Which counteracted all the healthful benefits accrued from my gym visits. I would reward myself for meeting my daily page goal with See’s peanut butter patties and lemon/dark chocolate truffles. (Well, truthfully, sometimes before my daily page goal was met. What can I say? Sometimes, a girl needs to hit the hard stuff to get through revisions.)

The "borrowed" L. A. Kings t-shirt

When I’m on deadline, I get superstitious and imbue certain articles of clothing with mystical powers. For some reason, these items tend to be sports-related; when I was in college, I had to write all my term papers while wearing an ancient Chicago Bears shirt that used to belong to my grandfather.

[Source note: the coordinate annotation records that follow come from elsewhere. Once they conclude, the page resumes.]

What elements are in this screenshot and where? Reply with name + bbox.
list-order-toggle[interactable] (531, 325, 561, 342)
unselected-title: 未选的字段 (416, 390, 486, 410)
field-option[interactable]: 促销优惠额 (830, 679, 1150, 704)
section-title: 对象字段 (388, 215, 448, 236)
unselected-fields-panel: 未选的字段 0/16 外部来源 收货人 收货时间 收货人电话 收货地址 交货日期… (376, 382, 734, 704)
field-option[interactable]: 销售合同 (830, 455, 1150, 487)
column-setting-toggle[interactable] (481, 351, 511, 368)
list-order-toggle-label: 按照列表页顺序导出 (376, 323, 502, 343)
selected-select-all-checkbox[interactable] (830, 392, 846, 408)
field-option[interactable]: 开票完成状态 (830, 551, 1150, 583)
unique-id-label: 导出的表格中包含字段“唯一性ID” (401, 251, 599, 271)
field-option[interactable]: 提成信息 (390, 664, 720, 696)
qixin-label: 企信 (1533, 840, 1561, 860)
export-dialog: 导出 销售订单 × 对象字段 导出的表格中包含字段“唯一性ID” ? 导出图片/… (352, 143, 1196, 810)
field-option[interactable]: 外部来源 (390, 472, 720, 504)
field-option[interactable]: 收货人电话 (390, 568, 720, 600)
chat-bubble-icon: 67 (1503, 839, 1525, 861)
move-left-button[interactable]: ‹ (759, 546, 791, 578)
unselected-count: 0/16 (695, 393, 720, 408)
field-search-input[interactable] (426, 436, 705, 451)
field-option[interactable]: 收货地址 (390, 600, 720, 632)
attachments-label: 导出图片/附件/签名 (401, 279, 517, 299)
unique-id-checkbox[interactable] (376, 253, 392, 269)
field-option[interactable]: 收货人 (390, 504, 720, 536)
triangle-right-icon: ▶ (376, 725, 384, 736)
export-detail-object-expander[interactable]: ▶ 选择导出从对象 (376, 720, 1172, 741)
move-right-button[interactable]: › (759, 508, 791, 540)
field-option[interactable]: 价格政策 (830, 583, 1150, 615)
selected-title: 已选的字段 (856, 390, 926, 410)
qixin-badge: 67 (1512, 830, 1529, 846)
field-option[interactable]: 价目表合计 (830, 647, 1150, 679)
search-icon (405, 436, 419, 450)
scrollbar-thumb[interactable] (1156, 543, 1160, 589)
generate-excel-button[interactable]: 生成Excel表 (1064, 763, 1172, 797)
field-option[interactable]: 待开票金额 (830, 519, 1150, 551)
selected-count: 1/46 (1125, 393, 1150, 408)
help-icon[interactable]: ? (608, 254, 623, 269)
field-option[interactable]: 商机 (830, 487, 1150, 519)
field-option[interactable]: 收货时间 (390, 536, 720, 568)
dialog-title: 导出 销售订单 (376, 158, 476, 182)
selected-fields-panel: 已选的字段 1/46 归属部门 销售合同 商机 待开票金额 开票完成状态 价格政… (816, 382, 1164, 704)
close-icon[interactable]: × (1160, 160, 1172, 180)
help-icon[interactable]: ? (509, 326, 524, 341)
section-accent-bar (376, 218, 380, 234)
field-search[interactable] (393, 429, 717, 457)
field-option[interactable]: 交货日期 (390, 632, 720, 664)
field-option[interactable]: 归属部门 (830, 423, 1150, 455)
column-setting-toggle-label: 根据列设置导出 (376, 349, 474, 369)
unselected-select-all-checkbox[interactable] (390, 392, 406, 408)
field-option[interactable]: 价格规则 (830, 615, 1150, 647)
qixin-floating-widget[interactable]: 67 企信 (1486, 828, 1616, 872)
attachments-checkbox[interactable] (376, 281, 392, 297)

In The Pre-Nup, Mara Stroebel and her fiancé Josh have a running joke that she swipes his shirts without permission because “they’re so much more comfortable” than anything she owns. My husband will be the first to tell you that this is a case of art imitating life—he lost his favorite Los Angeles Kings t-shirt to the cause. I tell him that his shirt had a higher calling and promise to give it back someday soon, but we both know I am lying. That Kings shirt is the new Chicago Bears shirt. It has good deadline juju. And it would look fantastic with a Marc Jacobs bag.